Just months ago I stood behind a debate stand, timer in hand, ready to speak at hyper-speed.
Having been involved with policy debate for the entire four years of high school, it is bizarre to not have debated in months and to know that I will likely never debate again. I decided to stop debating, but to remain in the activity as a judge for high school tournaments.
The immediate changes are bizarre. No more camp? To not know the topic, to not speak with other debaters in debate jargon, to miss your high school team but to know that you have to move on eventually, because that part of your life is simply behind you?
That was me during the summer, suffering a mild emotional breakdown now and then.
Then I went to a tournament at the beginning of this school year, and the two experiences (judge and debater) were set side by side, and the fact that I was in the position of the debaters just a few months before made me feel like I was now a spectator in the crowd, when I was just recently on the field.
First of all, being nothing but a judge is much less stressful than debating. There’s no prep before, during or after a tournament, no mad dash to get to a room…
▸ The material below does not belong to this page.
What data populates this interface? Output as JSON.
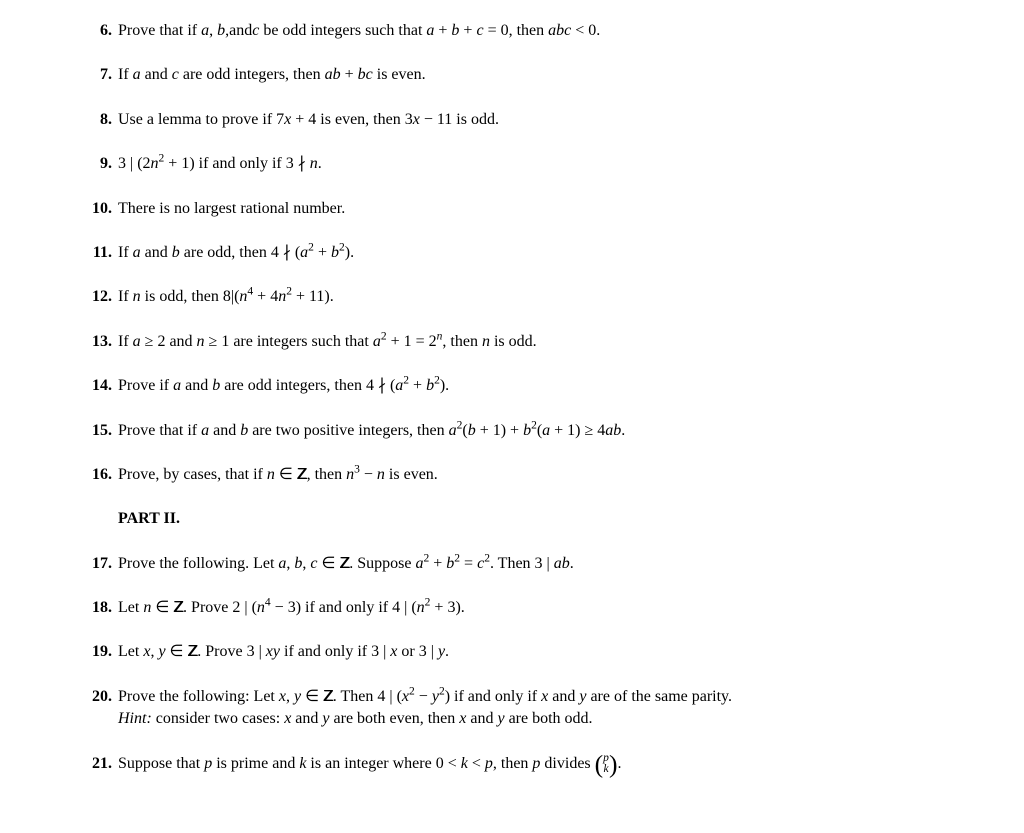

The judge is basically always right; if you try hard enough, you can explain (bullshit?) your way out of any mischaracterization of arguments, or evidence. Because at the end of the day, the idea is to clearly communicate ideas to the judge. People generally agree that the debater is at fault for not getting the idea clearly across.
Everything depends on you, revolves on you. A simple facial expression change can indicate to a speaker how you’re feeling, and that could be dangerous.
If a debater is more experience and skilled than you are as a judge (likely case for me), decisions can be awkward and complicated.
This all reminds me of autumn, the transitional season. Leaves go out with a fiery bang before losing their grip on their branches. We miss the leaves but we appreciate the way they change colors right before they fall.
As a chapter of our life draws to a close, we find ourselves appreciating it and wishing for a little bit more summer. But we know that different leaves will grow in due time…
The fact that I was just a debater myself a few months ago leads me to realize the little things that I used to do, tactics I would use during a debate, thinking myself to be sneaky when in reality the judge probably knows I’m doing it. The way I would phrase questions, stall when others asked me questions, bullshit responses when I didn’t know, etc.
But at the same time, I can feel my speaking become less eloquent, a treat I thought was inherently mine until I realized that a consistent practice routine was what had led me to maintain an inkling of eloquence. Now, I’ve just retreated to writing, the process of editing and re-wording, to account for the fact that I am no longer articulate in real-time.
But in college, I’ve joined the slam poetry club; hopefully this will help me gain some of my speaking skills back. We’ll see.
I can’t decide if I like being the judge or the debater more.